Una lista interminable de víctimas que engrosa el ya inmenso acervo de crueldades cometidas en nombre de la cultura, del interés turístico, de la tradición o de la diversión en nuestro País. Lo incomprensible es que ese inventario macabro sigue creciendo, que no llega la luz de la cordura a tan atávica legalidad y que tienen más valor las voces de los que hoy apoyan semejantes injusticias -dignos herederos de los que en su día decían que sí a las ejecuciones públicas- que las de aquellos que defienden el derecho de todos los seres vivos a no ser sometidos a un trato vejatorio, denigrante y agresivo con el inevitable resultado de su muerte, por parte de los que hacen gala de una de las actitudes más miserables que puede mostrar el hombre: ejercer la violencia sobre seres más débiles y que resulta aún más cobarde en tanto en cuanto es legítima.

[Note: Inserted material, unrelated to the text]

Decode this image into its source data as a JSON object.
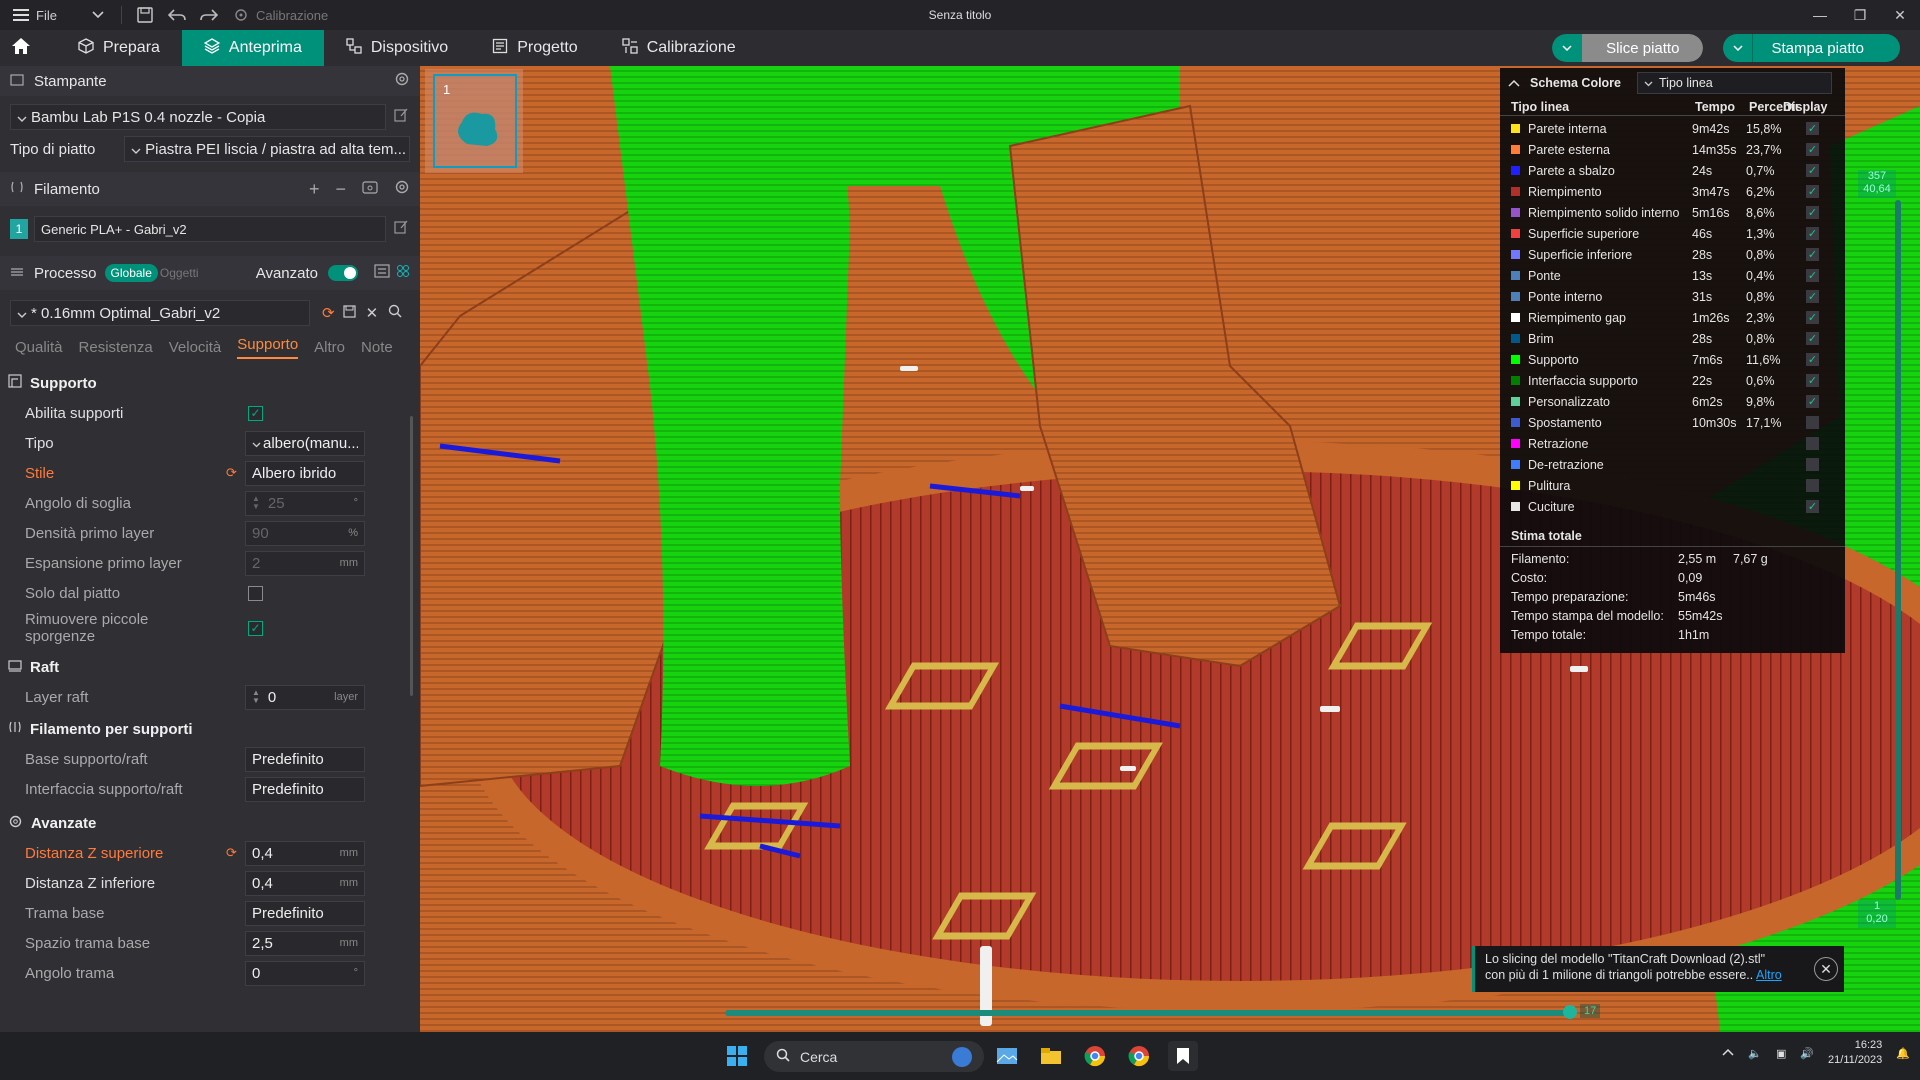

Resulta que quien salta a una plaza de toros o quien sobrevuela con una avioneta una localidad en la que se está llevando a cabo una salvajada como esta denunciándola es encausado, juzgado y acaso condenado por su conducta, pero los que torturan y matan siguen ejerciendo esas actividades con toda la libertad y cobertura legal necesarias para planearlas, darles publicidad, efectuarlas y empezar a organizar una vez acabadas las del siguiente año. ¿En qué País vivimos?, ¿la crueldad es un bien protegido y la defensa de los más desamparados constituye una falta o un delito?. ¿Toda esta permisividad no atenta contra esos principios que supuestamente impregnan a nuestra Sociedad y que se nos anuncian como valores a respetar, fomentar y transmitir: igualdad, justicia, solidaridad, etc.?. No lo comprendo pero como no espero entenderlo jamás ni tampoco aspiro a convencer a aquellos que defienden el maltrato a los animales, sólo me queda la cabal esperanza de que algún día los que nos gobiernan tomen cartas en el asunto sin tanta tibieza ni lentitud como vienen demostrando hasta el momento y por supuesto, la reconfortante certeza de que el rechazo popular contra estas demostraciones salvajes es un hecho imparable y creciente.